Mantenendo il suo stile di uomo parco di parole seppure molto disponibile, Marco Bellocchio ha spiegato al pubblico intervenuto numeroso ieri sera al Cinema Lumière per la proiezione di Nel nome del padre, le ragioni che l’hanno portato a fare un director’s cut più corto della versione originale.

Ecco un altro passaggio delle dichiarazioni del regista: “Ma soprattutto tutti gli obblighi morali e politici, che sentivo in quel momento, in cui si stava spegnendo la spinta vitale del ’68, avevano sovraccaricato il film. Le immagini erano soffocate dagli obblighi morali e politici. Ho voluto liberare le immagini. Ho fatto un lavoro di riduzione.

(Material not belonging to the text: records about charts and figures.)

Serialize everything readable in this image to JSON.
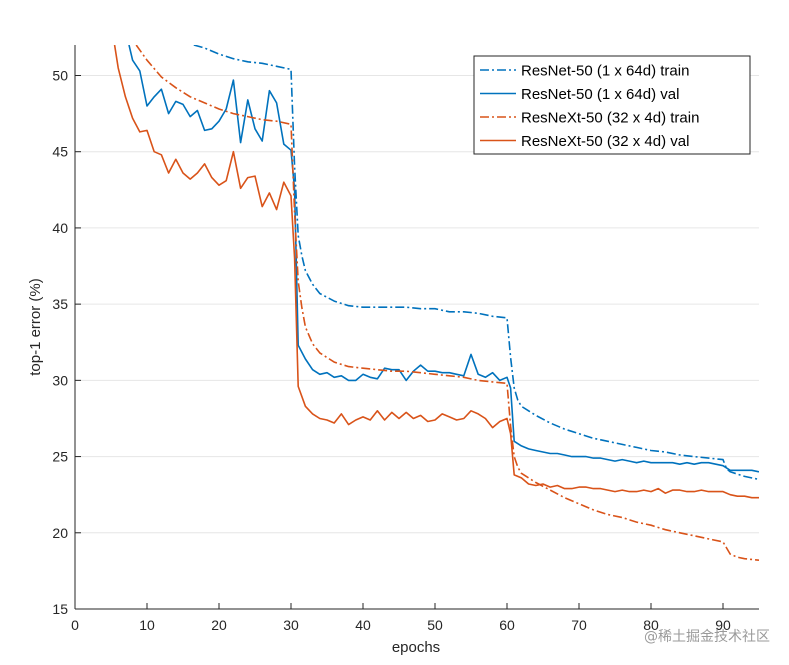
{
  "chart_data": {
    "type": "line",
    "xlabel": "epochs",
    "ylabel": "top-1 error (%)",
    "xlim": [
      0,
      95
    ],
    "ylim": [
      15,
      52
    ],
    "xticks": [
      0,
      10,
      20,
      30,
      40,
      50,
      60,
      70,
      80,
      90
    ],
    "yticks": [
      15,
      20,
      25,
      30,
      35,
      40,
      45,
      50
    ],
    "grid": "horizontal",
    "legend_position": "top-right",
    "series": [
      {
        "name": "ResNet-50 (1 x 64d) train",
        "style": "dashdot",
        "color": "#0072BD",
        "x": [
          16.5,
          18,
          20,
          22,
          24,
          26,
          28,
          30,
          30.5,
          31,
          31.5,
          32,
          33,
          34,
          36,
          38,
          40,
          42,
          44,
          46,
          48,
          50,
          52,
          54,
          56,
          58,
          60,
          60.5,
          61,
          61.5,
          62,
          64,
          66,
          68,
          70,
          72,
          74,
          76,
          78,
          80,
          82,
          84,
          86,
          88,
          90,
          90.5,
          91,
          93,
          95
        ],
        "y": [
          52,
          51.8,
          51.4,
          51.1,
          50.9,
          50.8,
          50.6,
          50.4,
          44,
          39.5,
          38.2,
          37.2,
          36.3,
          35.7,
          35.2,
          34.9,
          34.8,
          34.8,
          34.8,
          34.8,
          34.7,
          34.7,
          34.5,
          34.5,
          34.4,
          34.2,
          34.1,
          31.5,
          29.5,
          28.7,
          28.3,
          27.7,
          27.2,
          26.8,
          26.5,
          26.2,
          26.0,
          25.8,
          25.6,
          25.4,
          25.3,
          25.1,
          25.0,
          24.9,
          24.8,
          24.2,
          24.0,
          23.7,
          23.5
        ]
      },
      {
        "name": "ResNet-50 (1 x 64d) val",
        "style": "solid",
        "color": "#0072BD",
        "x": [
          7.5,
          8,
          9,
          10,
          11,
          12,
          13,
          14,
          15,
          16,
          17,
          18,
          19,
          20,
          21,
          22,
          23,
          24,
          25,
          26,
          27,
          28,
          29,
          30,
          30.5,
          31,
          32,
          33,
          34,
          35,
          36,
          37,
          38,
          39,
          40,
          41,
          42,
          43,
          44,
          45,
          46,
          47,
          48,
          49,
          50,
          51,
          52,
          53,
          54,
          55,
          56,
          57,
          58,
          59,
          60,
          60.5,
          61,
          62,
          63,
          64,
          65,
          66,
          67,
          68,
          69,
          70,
          71,
          72,
          73,
          74,
          75,
          76,
          77,
          78,
          79,
          80,
          81,
          82,
          83,
          84,
          85,
          86,
          87,
          88,
          89,
          90,
          91,
          92,
          93,
          94,
          95
        ],
        "y": [
          52,
          51,
          50.3,
          48,
          48.6,
          49.1,
          47.5,
          48.3,
          48.1,
          47.3,
          47.7,
          46.4,
          46.5,
          47,
          47.8,
          49.7,
          45.6,
          48.4,
          46.5,
          45.7,
          49,
          48.2,
          45.5,
          45.1,
          42.5,
          32.3,
          31.4,
          30.7,
          30.4,
          30.5,
          30.2,
          30.3,
          30.0,
          30.0,
          30.4,
          30.2,
          30.1,
          30.8,
          30.7,
          30.7,
          30.0,
          30.6,
          31.0,
          30.6,
          30.6,
          30.5,
          30.5,
          30.4,
          30.3,
          31.7,
          30.4,
          30.2,
          30.5,
          30.0,
          30.2,
          29.5,
          26.0,
          25.7,
          25.5,
          25.4,
          25.3,
          25.2,
          25.2,
          25.1,
          25.0,
          25.0,
          25.0,
          24.9,
          24.9,
          24.8,
          24.7,
          24.8,
          24.7,
          24.6,
          24.7,
          24.6,
          24.6,
          24.6,
          24.6,
          24.5,
          24.6,
          24.5,
          24.6,
          24.6,
          24.5,
          24.4,
          24.1,
          24.1,
          24.1,
          24.1,
          24.0
        ]
      },
      {
        "name": "ResNeXt-50 (32 x 4d) train",
        "style": "dashdot",
        "color": "#D95319",
        "x": [
          8.5,
          10,
          12,
          14,
          16,
          18,
          20,
          22,
          24,
          26,
          28,
          30,
          30.5,
          31,
          31.5,
          32,
          33,
          34,
          36,
          38,
          40,
          42,
          44,
          46,
          48,
          50,
          52,
          54,
          56,
          58,
          60,
          60.5,
          61,
          61.5,
          62,
          64,
          66,
          68,
          70,
          72,
          74,
          76,
          78,
          80,
          82,
          84,
          86,
          88,
          90,
          90.5,
          91,
          92,
          93,
          95
        ],
        "y": [
          52,
          51,
          49.9,
          49.2,
          48.6,
          48.2,
          47.8,
          47.5,
          47.3,
          47.1,
          47.0,
          46.8,
          41,
          36.5,
          34.8,
          33.5,
          32.4,
          31.8,
          31.2,
          30.9,
          30.8,
          30.7,
          30.6,
          30.6,
          30.5,
          30.4,
          30.3,
          30.2,
          30.0,
          29.9,
          29.8,
          27,
          25.0,
          24.3,
          23.9,
          23.3,
          22.8,
          22.3,
          21.9,
          21.5,
          21.2,
          21.0,
          20.7,
          20.5,
          20.2,
          20.0,
          19.8,
          19.6,
          19.4,
          19.0,
          18.6,
          18.4,
          18.3,
          18.2
        ]
      },
      {
        "name": "ResNeXt-50 (32 x 4d) val",
        "style": "solid",
        "color": "#D95319",
        "x": [
          5.5,
          6,
          7,
          8,
          9,
          10,
          11,
          12,
          13,
          14,
          15,
          16,
          17,
          18,
          19,
          20,
          21,
          22,
          23,
          24,
          25,
          26,
          27,
          28,
          29,
          30,
          30.5,
          31,
          32,
          33,
          34,
          35,
          36,
          37,
          38,
          39,
          40,
          41,
          42,
          43,
          44,
          45,
          46,
          47,
          48,
          49,
          50,
          51,
          52,
          53,
          54,
          55,
          56,
          57,
          58,
          59,
          60,
          60.5,
          61,
          62,
          63,
          64,
          65,
          66,
          67,
          68,
          69,
          70,
          71,
          72,
          73,
          74,
          75,
          76,
          77,
          78,
          79,
          80,
          81,
          82,
          83,
          84,
          85,
          86,
          87,
          88,
          89,
          90,
          91,
          92,
          93,
          94,
          95
        ],
        "y": [
          52,
          50.5,
          48.6,
          47.2,
          46.3,
          46.4,
          45.0,
          44.8,
          43.6,
          44.5,
          43.6,
          43.2,
          43.6,
          44.2,
          43.3,
          42.8,
          43.1,
          45.0,
          42.6,
          43.3,
          43.4,
          41.4,
          42.3,
          41.2,
          43.0,
          42.1,
          38,
          29.6,
          28.3,
          27.8,
          27.5,
          27.4,
          27.2,
          27.8,
          27.1,
          27.4,
          27.6,
          27.4,
          28.0,
          27.4,
          27.9,
          27.5,
          27.9,
          27.5,
          27.7,
          27.3,
          27.4,
          27.8,
          27.6,
          27.4,
          27.5,
          28.0,
          27.8,
          27.5,
          26.9,
          27.3,
          27.5,
          26.5,
          23.8,
          23.6,
          23.2,
          23.1,
          23.2,
          23.0,
          23.1,
          22.9,
          22.9,
          23.0,
          23.0,
          22.9,
          22.9,
          22.8,
          22.7,
          22.8,
          22.7,
          22.7,
          22.8,
          22.7,
          22.9,
          22.6,
          22.8,
          22.8,
          22.7,
          22.7,
          22.8,
          22.7,
          22.7,
          22.7,
          22.5,
          22.4,
          22.4,
          22.3,
          22.3
        ]
      }
    ]
  },
  "watermark": "@稀土掘金技术社区"
}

Ora il film è più vicino a Vigo che a Brecht, ma resta un film profondamente pessimista, disincantato rispetto alla possibilità di creare un mondo nuovo e migliore”.

Nel nome del padre, diretto da Bellocchio nel 1972, è ora in programmazione al Cinema Lumière alternato ad un altro notevole recupero d’autore, Il conformista, diretto dal suo collega e amico conterraneo Bernardo Bertolucci.

“Nel nome del padre è ambientato negli anni Cinquanta, in un collegio gestito dai preti dove l’arrivo di un convittore anticonformista e ribelle, scatena le tensioni latenti che sfoceranno nell’inutile rivolta dei servi e degli studenti. Ma proletari e borghesi non riusciranno a incontrarsi se non in un ultimo gesto iconoclasta.
Utilizzando i propri ricordi personali, Bellocchio costruisce un grottesco ritratto dell’universo chiuso di un collegio dove riproduce le dinamiche che allora animavano la società”.
(Paolo Mereghetti)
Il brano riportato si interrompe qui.